Yes, friends, our version is green instead of red! It's hanging at one end of our screened-in front porch.
If you have the catalog that I'm referring to, I'm sure that the red barn star quilt caught your attention when they showed it as part of their Christmas decor. But did you see the price??? Yikes!
I had actually thought about making a wooden barn quilt to hang on our porch many months ago when we did some renovations to our front porch. And I had even sketched out a design on graph paper.
You may not know this about me but I love quilts. Years ago, I even made a few crib size quilts and put them on display in a hallway. I have one of my grandmother's quilts and even a yo-yo quilt in my small collection.
So when I spied the barn star quilt in the Christmas catalog of that very famous company, it spurred me on to making my own version for the front porch.
First, I will have to admit that we did not entirely DIY our barn star quilt. I sent a photo to our contractor of the one in the catalog and asked him if he could whip one out for me. I knew he could put it together faster than we could.
And he did! I had him make ours a 30 inch square since I wanted it nice and large, but this wooden barn star quilt could be made any size.
If you have the tools and are handy at woodworking, here is a link to a post about making the wooden base of the barn quilt: WOODEN DIY BARN STAR ART-POTTERY BARN KNOCKOFF
Once I had the unfinished barn star quilt back from my contractor, I had to figure out how to paint the design on it. The pattern is based on a simple and old quilt block design called the Ohio Star in which the large square is divided into 9 smaller squares forming an 8 point star.
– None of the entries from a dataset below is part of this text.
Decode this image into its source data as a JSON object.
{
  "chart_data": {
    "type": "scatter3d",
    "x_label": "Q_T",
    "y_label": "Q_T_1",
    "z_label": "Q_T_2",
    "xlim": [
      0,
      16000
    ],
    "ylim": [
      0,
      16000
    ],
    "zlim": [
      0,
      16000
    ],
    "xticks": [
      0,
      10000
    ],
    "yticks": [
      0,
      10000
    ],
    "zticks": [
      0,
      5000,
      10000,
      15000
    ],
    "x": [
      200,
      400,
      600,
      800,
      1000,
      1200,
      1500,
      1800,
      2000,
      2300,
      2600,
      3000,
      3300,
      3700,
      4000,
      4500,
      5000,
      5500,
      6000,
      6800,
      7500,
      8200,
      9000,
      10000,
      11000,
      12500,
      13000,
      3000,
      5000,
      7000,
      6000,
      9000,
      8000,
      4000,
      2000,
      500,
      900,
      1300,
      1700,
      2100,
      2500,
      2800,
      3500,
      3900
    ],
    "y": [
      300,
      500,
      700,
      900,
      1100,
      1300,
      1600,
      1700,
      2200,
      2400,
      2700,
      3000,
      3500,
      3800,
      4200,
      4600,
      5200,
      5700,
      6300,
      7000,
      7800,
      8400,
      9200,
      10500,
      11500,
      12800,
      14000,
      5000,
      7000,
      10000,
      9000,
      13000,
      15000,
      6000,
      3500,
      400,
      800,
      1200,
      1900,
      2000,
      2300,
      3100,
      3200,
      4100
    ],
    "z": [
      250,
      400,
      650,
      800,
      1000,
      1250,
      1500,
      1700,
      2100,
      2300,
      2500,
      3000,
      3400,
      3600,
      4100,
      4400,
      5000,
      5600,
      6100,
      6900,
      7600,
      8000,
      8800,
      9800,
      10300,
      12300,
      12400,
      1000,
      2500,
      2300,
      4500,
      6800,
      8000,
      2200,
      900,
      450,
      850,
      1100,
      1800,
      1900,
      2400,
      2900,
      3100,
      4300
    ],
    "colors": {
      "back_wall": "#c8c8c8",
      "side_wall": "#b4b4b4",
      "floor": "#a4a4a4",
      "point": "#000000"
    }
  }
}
At first I messed up because I was dividing the entire square measuring from the outside edge but corrected my mistake quickly. I had so many pencil lines on my bare wood that I was getting confused!
Using painters tape helped me see the squares and where I should paint. If you should decide to make one of these, be sure to divide the inner large square and not include the molding that makes a frame around the design.
First, I painted the white parts of the star using some latex paint that I had on hand. It took 2 coats for good coverage.
As that was drying, I went ahead and gave the green areas a coat of some green chalk paint that I had mixed and used on some furniture on our front porch.
I didn't paint all the way to the edge of the white paint because I knew I'd have to retape the design to get a good edge between the white and green.
After getting it all retaped, I finished painting the green areas of the design. Once the tape was removed, there were a few places where I had to fix a few places where the paint seeped under the painters tape. I just used a small craft brush to clean up those areas.
Since the wooden barn star quilt was going on the porch where it will be exposed to rain and high humidity, I decided to protect it with Annie Sloan's clear and dark paste wax.
Here is a close-up so that you can see how the dark wax ages the barn quilt.
In the above photo, you can see where I also did some light sanding to further distress the barn quilt.
When we got ready to hang the barn quilt on the porch, Leo screwed 2 cup hooks into the back. We attached a short length of chain to one of the hooks, bent it with pliers so that the chain would not slip out, threaded the chain over the curtain rod that was already hanging, and attached the chain to the other hook.
It looks so good hanging on the porch and I cannot wait to get it all decorated for Christmas. The barn star quilt is a perfect compliment to our country cottage and will remain hanging long after the holidays.
Thanks, as always, for reading and supporting our blog, and I hope we've inspired you to make a barn star quilt, too!